In politics, if for any reason you give the impression that you are extraordinary or do not need your teammates, then you are finished. They would simply play against you. It happened to Yekini. Yekini scored the opening goal for Nigeria in a FIFA World Cup and celebrated alone. His colleagues thought one goal was enough for him. And they never played for him to score again in his life. So in group games the winning genius is to stay anonymous or pretend to be. You can never opt to play celebrity to your peers. They won’t take it.

I guess Obi may have, like many Nigerians, misread the Buhari phenomenon. It is alleged that Buhari was elected on the basis of being Mr. Clean. That is bunkum. Buhari as a person might have been as alleged, Mr. Clean, but that image had absolutely nothing to do with his election. Buhari’s election was a tribal or regional alliance. The dominant South-West faction hated Jonathan and wanted him out. Their game, I guess, was to prove they were Lord of the Manor. The North wanted power. Their game was that they were born to rule. Thus the convenient façade was manufactured that Buhari was Mr. Clean. It was upon this manufacture that they fooled the branch of the West, who thought they were in the game together. In the end, the rest of the country, including their alliance partners, the South-West, became the hunted. Only the North was Mr. Hunter, tribalism, sectionalisms, nepotisms and all that jazz.

If Obi intends to sell himself as Mr. Clean, let him be sure that his peers won’t elect him. That is why there are party primaries. A key purpose of primaries is to make sure politics is and remains a team sport. If you are eliminated there you can’t go any further. Or if you do you may need to sweat blood.

In all this, one thing emerges. It is that Obi ran or was running a sectarian governance. Ulasi accused him of dividing Anambra ecclesiastically. I have no evidence of that. But I take note. However, it appears there is a collusion of old boys and their gals at work and play. Whether it is happenstance or engineered, this is time to warn that governance is about inclusion.

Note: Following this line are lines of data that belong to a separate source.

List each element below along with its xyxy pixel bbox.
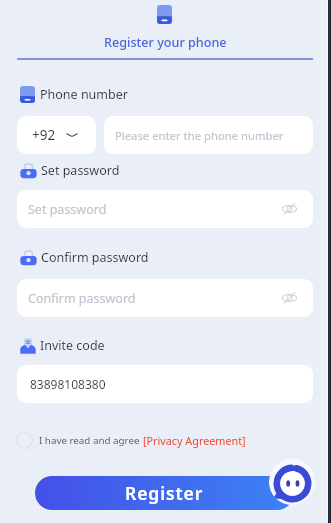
button[interactable]: Customer support chat [269, 459, 315, 505]
staticText: Register [125, 481, 204, 505]
staticText: [Privacy Agreement] [143, 433, 246, 448]
staticText: Please enter the phone number [115, 128, 284, 143]
button[interactable]: Register [35, 476, 294, 510]
staticText: Confirm password [28, 290, 136, 307]
button[interactable]: Show password [282, 203, 297, 215]
staticText: Set password [41, 162, 120, 179]
button[interactable]: Please enter the phone number [104, 116, 313, 154]
button[interactable]: Show password [282, 292, 297, 304]
button[interactable]: Set password [17, 190, 313, 228]
staticText: +92 [32, 126, 56, 144]
staticText: Confirm password [41, 249, 149, 266]
staticText: Register your phone [104, 34, 227, 51]
staticText: 83898108380 [30, 376, 106, 392]
staticText: Set password [28, 201, 107, 218]
button[interactable]: +92 [17, 116, 96, 154]
staticText: Invite code [40, 337, 105, 354]
staticText: Phone number [40, 86, 128, 103]
button[interactable]: I have read and agree [12, 431, 246, 449]
staticText: I have read and agree [39, 434, 143, 447]
button[interactable]: 83898108380 [17, 365, 313, 403]
button[interactable]: Confirm password [17, 279, 313, 317]
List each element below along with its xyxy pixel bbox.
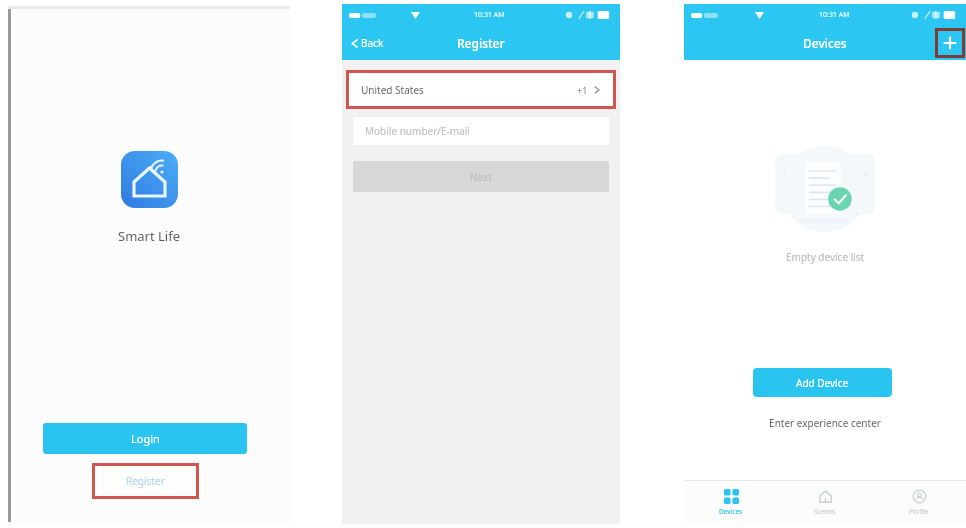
staticText: Devices <box>719 507 743 516</box>
staticText: +1 <box>577 84 588 96</box>
button[interactable]: Back <box>347 31 387 55</box>
staticText: Smart Life <box>118 227 180 245</box>
staticText: Next <box>470 170 492 184</box>
staticText: Empty device list <box>786 250 865 264</box>
staticText: United States <box>361 83 424 97</box>
staticText: 10:31 AM <box>819 10 850 20</box>
staticText: Login <box>131 431 160 446</box>
button[interactable]: Login <box>43 423 247 454</box>
button[interactable]: Mobile number/E-mail <box>353 117 609 145</box>
staticText: 10:31 AM <box>474 10 505 20</box>
staticText: Scenes <box>814 507 836 516</box>
button[interactable]: Add Device <box>753 368 892 397</box>
button[interactable]: Add device <box>935 28 965 58</box>
button[interactable]: Register <box>92 463 199 499</box>
staticText: Devices <box>803 35 847 51</box>
staticText: Enter experience center <box>684 416 966 430</box>
staticText: Register <box>126 474 165 488</box>
staticText: Add Device <box>796 376 849 390</box>
staticText: Profile <box>909 507 929 516</box>
button[interactable]: United States <box>346 70 616 109</box>
staticText: Mobile number/E-mail <box>365 124 470 138</box>
button[interactable]: Devices <box>684 481 778 524</box>
button[interactable]: Profile <box>872 481 966 524</box>
staticText: Register <box>457 35 505 51</box>
button[interactable]: Scenes <box>778 481 872 524</box>
staticText: Back <box>361 36 384 50</box>
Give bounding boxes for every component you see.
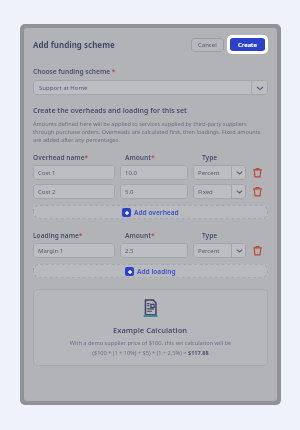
button[interactable]: Create bbox=[230, 38, 265, 51]
button[interactable]: Fixed bbox=[193, 184, 246, 199]
staticText: 5.0 bbox=[125, 188, 134, 196]
staticText: Type bbox=[202, 231, 268, 240]
staticText: With a demo supplier price of $100, this… bbox=[43, 339, 258, 347]
button[interactable]: 2.5 bbox=[120, 243, 188, 258]
staticText: Add overhead bbox=[134, 208, 179, 217]
staticText: Cost 1 bbox=[38, 169, 56, 177]
button[interactable]: 10.0 bbox=[120, 165, 188, 180]
button[interactable]: Cost 1 bbox=[33, 165, 115, 180]
staticText: Create the overheads and loading for thi… bbox=[33, 106, 187, 116]
staticText: Margin 1 bbox=[38, 247, 64, 255]
staticText: 2.5 bbox=[125, 247, 134, 255]
staticText: Percent bbox=[198, 247, 220, 255]
other: Delete row bbox=[252, 167, 263, 178]
button[interactable]: Add loading bbox=[33, 264, 268, 278]
staticText: Overhead name* bbox=[33, 153, 125, 162]
staticText: ($100 * (1 + 10%) + $5) * (1 + 2.5%) = $… bbox=[43, 349, 258, 357]
staticText: Loading name* bbox=[33, 231, 125, 240]
button[interactable]: 5.0 bbox=[120, 184, 188, 199]
staticText: 10.0 bbox=[125, 169, 137, 177]
staticText: Amount* bbox=[125, 231, 202, 240]
staticText: Choose funding scheme * bbox=[33, 67, 116, 76]
staticText: Support at Home bbox=[39, 84, 88, 92]
other: Delete row bbox=[252, 186, 263, 197]
staticText: Fixed bbox=[198, 188, 213, 196]
staticText: Add loading bbox=[137, 267, 176, 276]
button[interactable]: Percent bbox=[193, 243, 246, 258]
other: Delete row bbox=[252, 245, 263, 256]
button[interactable]: Cost 2 bbox=[33, 184, 115, 199]
button[interactable]: Percent bbox=[193, 165, 246, 180]
staticText: Cancel bbox=[198, 41, 217, 49]
staticText: Type bbox=[202, 153, 268, 162]
button[interactable]: Support at Home bbox=[33, 80, 268, 95]
button[interactable]: Margin 1 bbox=[33, 243, 115, 258]
staticText: Amounts defined here will be applied to … bbox=[33, 120, 268, 144]
staticText: Cost 2 bbox=[38, 188, 56, 196]
button[interactable]: Cancel bbox=[191, 38, 224, 52]
staticText: Amount* bbox=[125, 153, 202, 162]
button[interactable]: Add overhead bbox=[33, 205, 268, 219]
staticText: Example Calculation bbox=[113, 325, 188, 335]
staticText: Add funding scheme bbox=[33, 39, 115, 50]
staticText: Percent bbox=[198, 169, 220, 177]
staticText: Create bbox=[238, 41, 257, 49]
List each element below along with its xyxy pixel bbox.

Now this. Obi, Obiano, Obaze, Uzodike all have said that they belonged to same secondary school alumni. Uzodike, also in a Channels interview, claimed that he ran for governor in one incarnation. What it means is that their alumni will rule the state back-to-back for a thousand years, allegorically. And in another interview with Channels, Oseloka stated openly that the Obis, the Ekwuemes and the Obazes have been family friends for about 40 odd years. A Ms Onyemelukwe, who is actually [nee] a Ms Ekwueme, is a Deputy Governor candidate of the PDP/Oseloka ticket. Great. But politics is not a club to reconnect family reunions. They should consciously open up the state to more families and more schools. While there is nothing wrong with alumni donating a mafia to run state shops, as happens in Britain, America, etc, one thing is important. It is that the alumni at play are the university end of things, not the kindergarten or post-kindergarten beats. Kindergarten and post-kindergarten are necessarily regional, locale specific. However, the university alumni, especially if Ivy League, is a magnet for diversity, for country/state inclusivity and pool of talents.

So it is incestuous to have power conveyed from one family chummy to another kindergarten pal. Part of restructuring is in opening up the states to a diversity of peoples and ideas. It is not in alumni or family clubbishness. It is this clannishness that is getting overheated and is now boiling over. It is all in a cauldron flinted by Saint Obi.